This is an acute (<24 hours), immunological transfusion reaction.
When to suspect this adverse reaction?
Acute onset of fever, chills, dyspnoea, tachypnoea, tachycardia, hypotension, hypoxaemia and noncardiogenic bilateral pulmonary oedema leading to respiratory failure during or within 6 hours of transfusion.
TRALI has been implicated in transfusion of unfractionated plasma-containing components (red cells, platelets and plasma).(1,3)
The true incidence is unknown but variably reported between 1:1200 to 1:190 000 transfusions(1) with estimates around 1:10 000 most commonly reported. TRALI is thought to be the most common cause of transfusion-associated fatalities.(2,3)
The most widely held pathogenesis theory is that passive transfer of human leucocyte antigen (HLA) or human neutrophil antigen (HNA) antibodies found in the donor’s plasma are directed against the recipient’s leucocyte antigen.(1,2,3)
The antigen-antibody reaction activates neutrophils in the lung microcirculation, releasing oxidases and proteases that damage blood vessels and make them leak.
Biological response modifiers, such as biologically active lipids can accumulate in some cellular components during storage and may also induce TRALI in susceptible patients.(2,3)
TRALI has many clinical features in common with fluid overload or cardiogenic pulmonary oedema and careful clinical assessment is required.
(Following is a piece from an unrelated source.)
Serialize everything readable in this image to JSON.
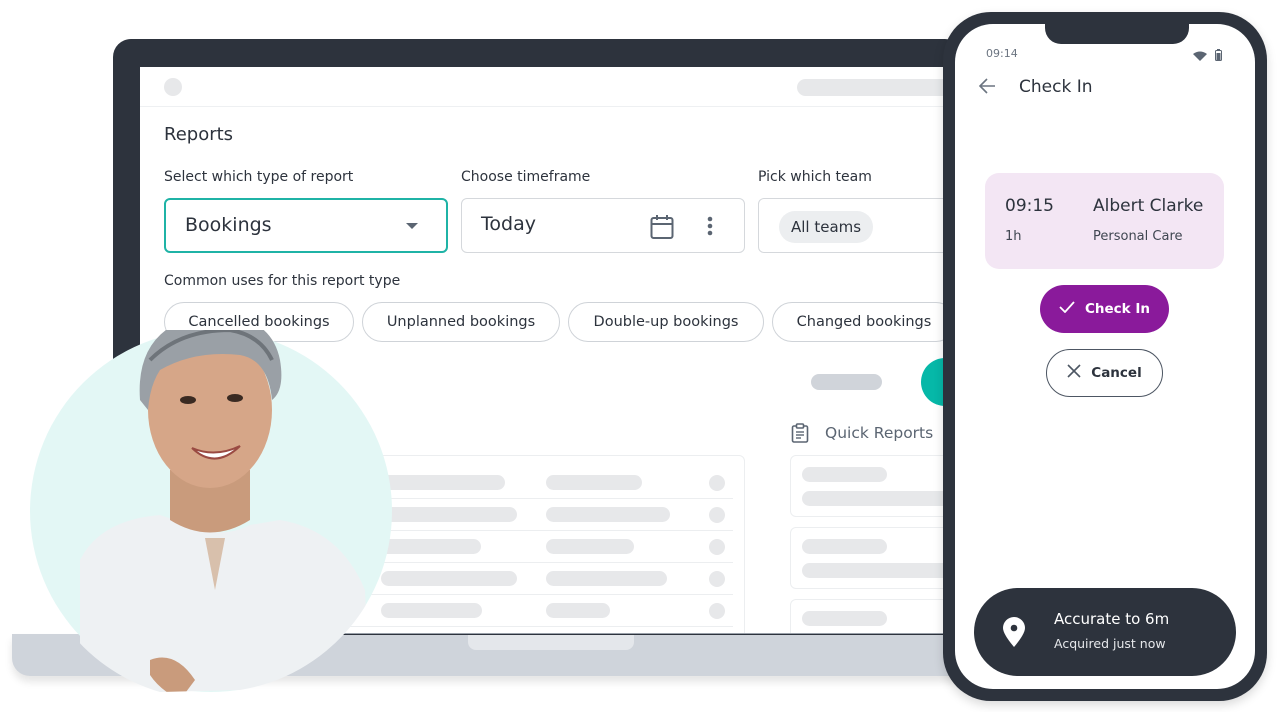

Once TRALI is clinically suspected, test the donor and recipient serum for HLA and HNA antibodies and perform an HLA type on the recipient as demonstration of these antibodies supports diagnosis. TRALI testing is specialised and contact with the Blood Service is necessary.
Chest X-ray will show bilateral interstitial infiltrates.
What to do?
Stop transfusion immediately and follow other steps for managing suspected transfusion reactions.
Provide cardiovascular and airway support. Administer supplemental oxygen and employ ventilation as necessary. Diuretics are not beneficial.
This may become a medical emergency; support blood pressure and maintain an open airway.
Notify your Transfusion Service Provider to contact the Blood Service so we can quarantine and test related components from the same donor and prevent TRALI in other recipients.
Reducing the risk of antibody-mediated TRALI
To reduce the risk of antibody-mediated TRALI, donors with a possibility of having HLA or HNA antibodies either because of a history of pregnancy or transfusion are not used for plasma products or apheresis platelets.
Two significant changes the Blood Service has made as part of its TRALI Risk Reducation Strategy are:
1. Male-only plasma
Only blood or plasma from male donors is used in the manufacture of clinical plasma products such as FFP or cryoprecipitate.
This stratagem was first introduced in 2007 and since July 2012, 100% of FFP and cryoprecipitate issued by the Blood Service has come from male donors.
2. Apheresis platelets collected from male and nulligravida female donors
To further reduce the TRALI risk associated with apheresis platelets the Blood Service has moved to a plateletpheresis panel comprised of male donors and female donors who have never been pregnant (nulligravida).
This change was introduced during the 2014/15 financial year and since July 2016 100% of apheresis platelets issued by the Blood Service have been from male or nulligravida female donors.
- Mazzei CA, Popovsky MA, Kopko PM. Non-infectious complications of blood transfusion. Chapter 27, AABB Technical Manual, 18th edition. AABB, Bethesda, 2014.
- Callum JL, Lin Y, Pinkerton PH, Karkouti K, Pendergrast JM, Robitaile N et al. Chapter 5, Transfusion Reactions. Bloody Easy 3: Blood Transfusions, Blood Alternatives and Transfusion Reactions: A Guide to Transfusion Medicine, 3rd edition. Canada: Ontario Regional Blood Coordinating Network, 2011. [cited 2012 Sep 13]. Available from: http://transfusionontario.org/en/cmdownloads/categories/bloody_easy/
- Popovsky M (ed). Transfusion reactions, 4th edition. AABB Press, Bethesda, 2012.